Custom loss function outside the realm of torch

Hello,

I’ve only used pytorch in a very vanilla way so far, so please bear with me :slight_smile:

I’m building a model to accept a one-hot encoded string and generate a corresponding string.
To score, I do the following:

  1. I convert the generated output into a string (pred_str), - to do this I need to detach
  2. Calculate the alignment score of the real string (real_str) against itself to get a float (lets call it yy)
  3. Calculate the alignment score of the pred_str against real_str to get a float (lets call it yh)
  4. I then want to calculate MSE using yy and yh
  5. Take the gradient and backpropagate starting from the last layer of my model

This is what I have so far, but it appears that the computation graph is broken as my weights are not updating in my model:

My custom loss:

class MyLoss(torch.autograd.Function):
    @staticmethod
    def forward(ctx, seq_pred, seq_real, encoder):
        seq_pred = encoder.inverse_transform(seq_pred.detach().numpy()) # STEP 1
        seq_pred = ''.join(seq_pred[0])
        seq_real = seq_real

        y_real = np.mean([al.score for al in aligner.align(seq_real,seq_real)]) # STEP 2

        y_pred = np.mean([al.score for al in aligner.align(seq_pred,seq_real)]) # STEP 3

        y_pred = Variable(torch.tensor(y_pred), )
        y_real = Variable(torch.tensor(y_real), )
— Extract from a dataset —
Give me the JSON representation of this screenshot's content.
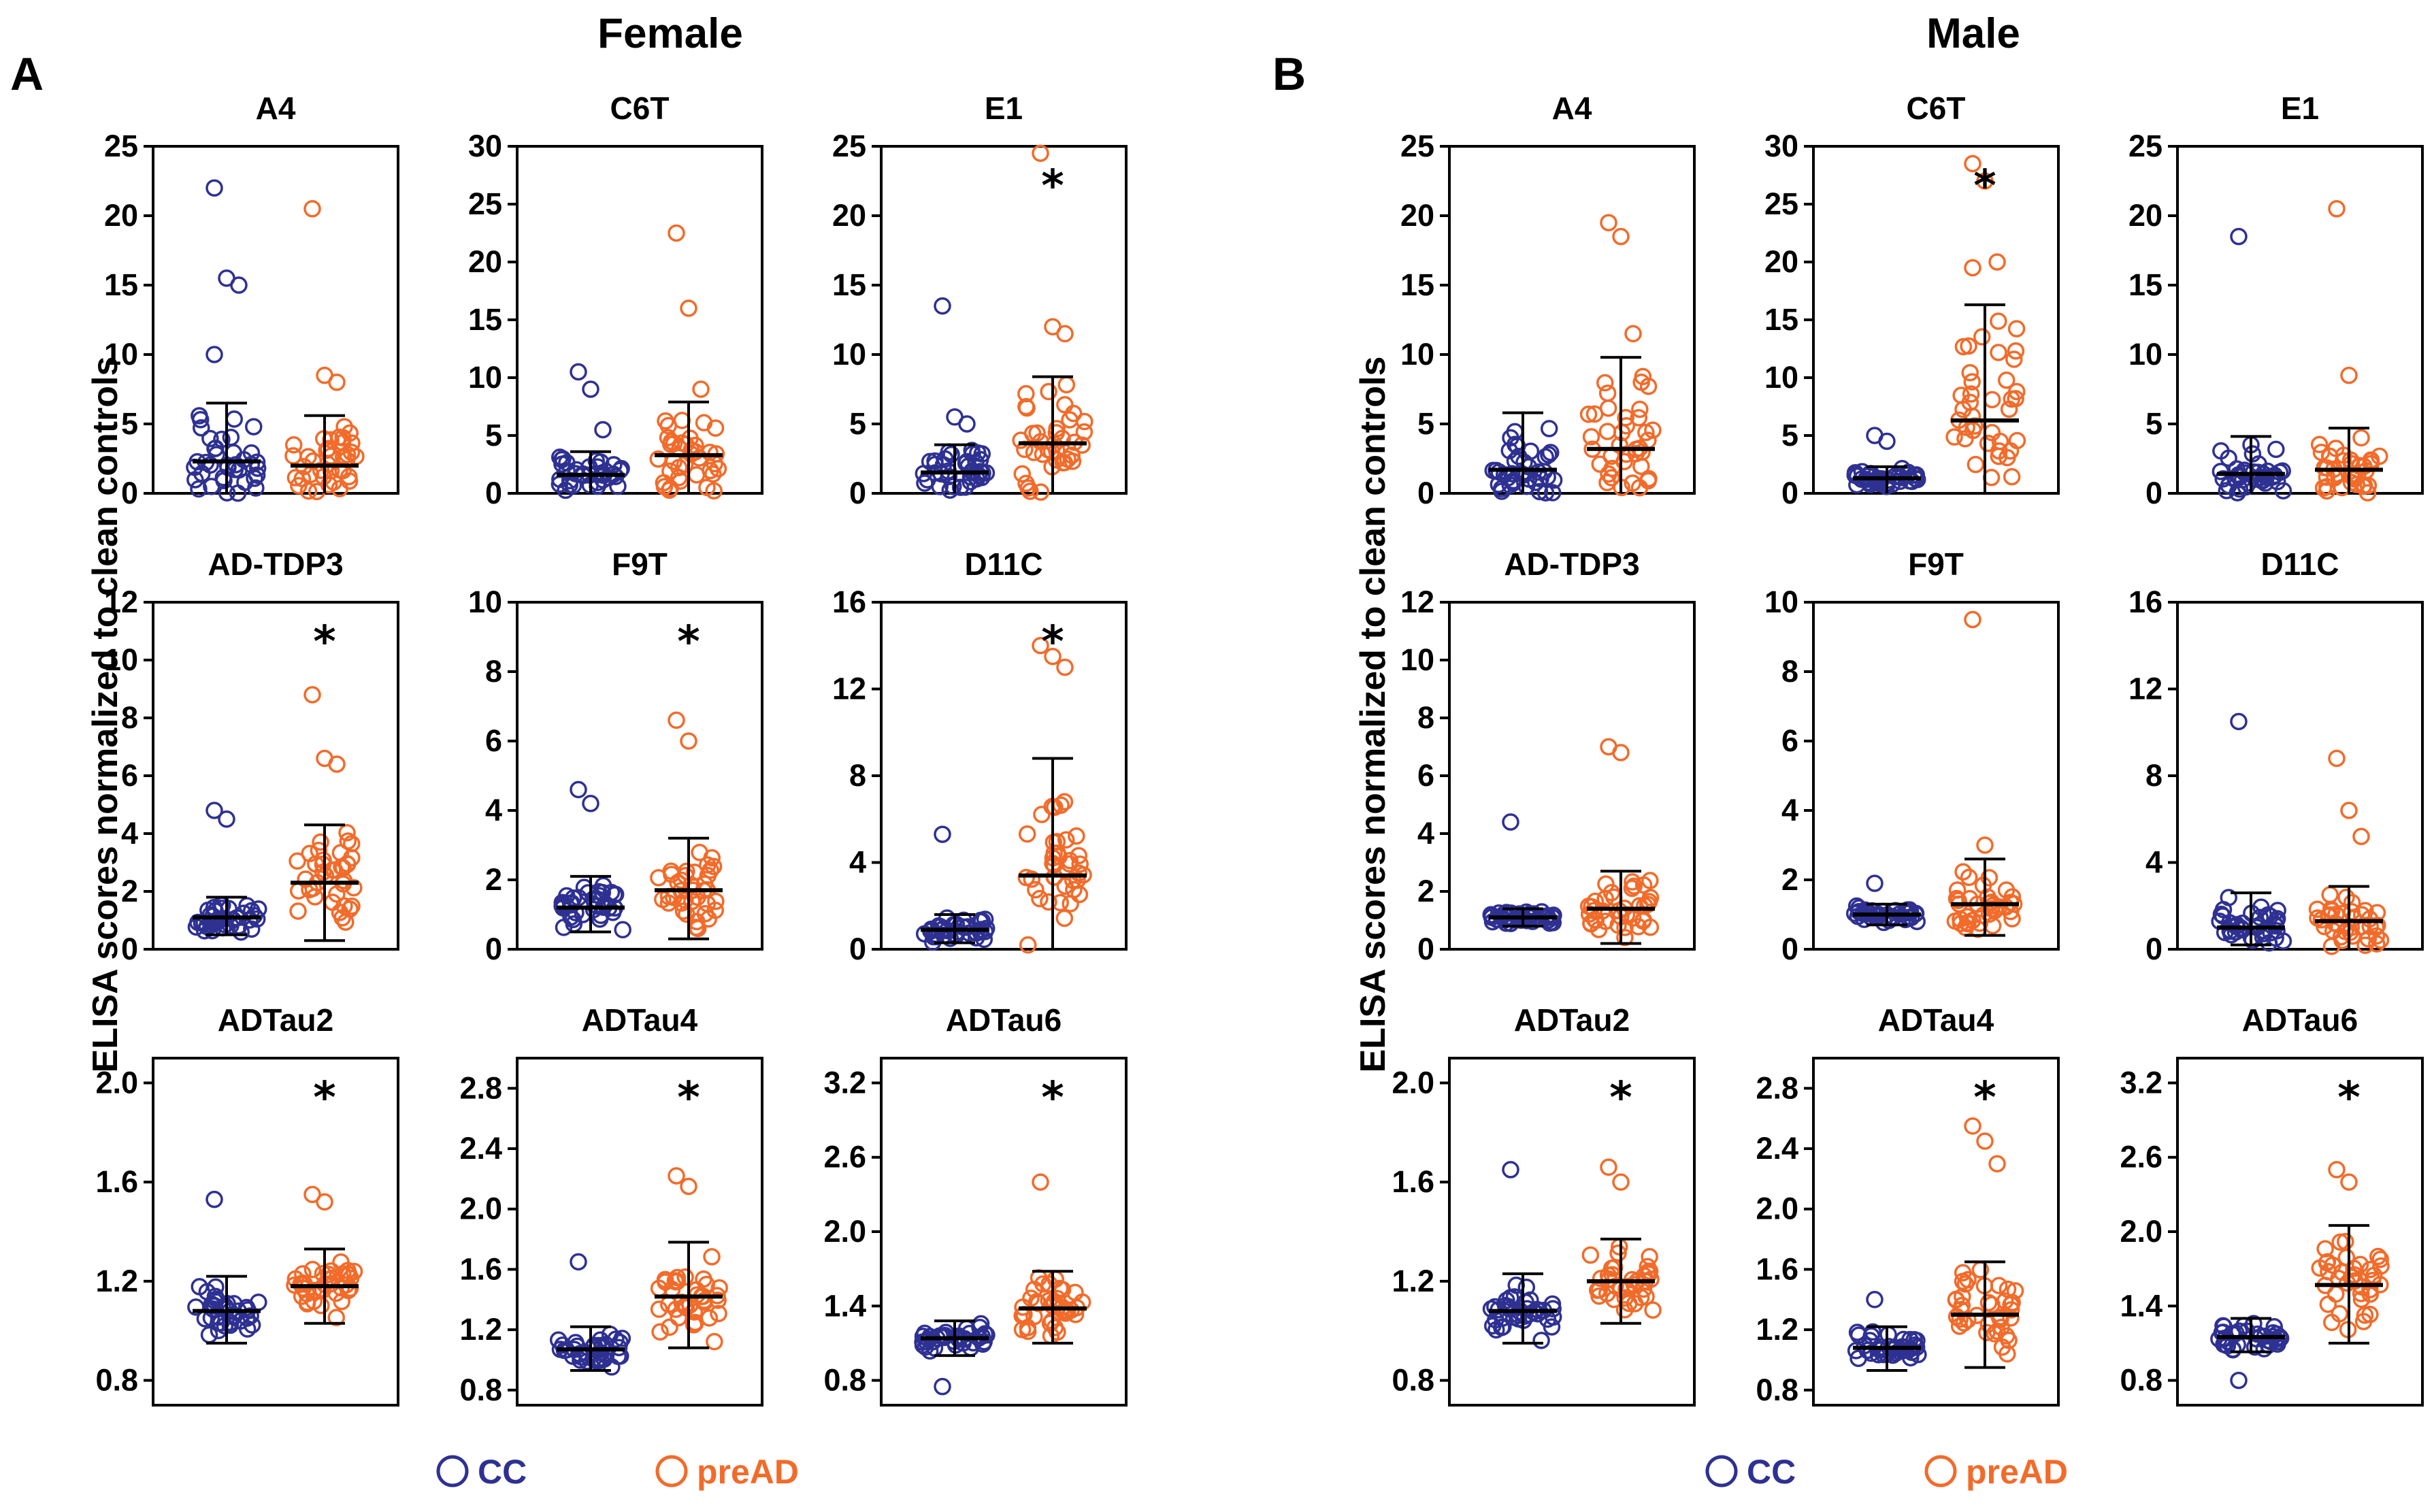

        ctx.save_for_backward(y_real, y_pred)
        return (y_pred - y_real).pow(2) # STEP 4

    @staticmethod
    def backward(ctx, grad_output):
        yy, yy_pred = ctx.saved_tensors
        grad_input = grad_output.clone()
        grad_input = -(2.0*(yy_pred - yy))/489 # STEP 5
        #print(grad_input)
        return grad_input.repeat(489).view(1,489), None, None

Other stuff:

class MyModel(nn.Module):
    
    def __init__(self, X_dim, h1_dim, h2_dim):
        super(MyModel, self).__init__()
        self.fc1 = nn.Linear(X_dim, h1_dim)
        self.fc2 = nn.Linear(h1_dim, h2_dim)
        self.sigmoid = nn.Sigmoid()
        
    def forward(self, x):
        x = x.view(x.shape[0],-1)
        x = F.relu(self.fc1(x))
        x = self.sigmoid(self.fc2(x))
        return x
    
    
# training parameters
device = torch.device("cuda" if torch.cuda.is_available() else "cpu")
X_dim = X_train.shape[1]
h1_dim = 200
h2_dim = 489
model = MyModel(X_dim, h1_dim, h2_dim).to(device)

n_eps = 5
criterion = MyLoss.apply
optimizer = torch.optim.Adam(G.parameters(), lr=0.0001)

Hi,

First, given that this is the last piece of your network, you don’t have to wrap it into a custom autograd.Function, you can also just compute the loss and gradient as a regular python functions and then do:

output = model(input)
loss, grad = my_loss(output, target)
opt.zero_grad()
output.backward(grad)
opt.step()

If you really want to use a custom Function because it is cleaner, I don’t think i can see anything wrong with this one.
Are you sure that the gradients it compute as grad_input are properly non-zero?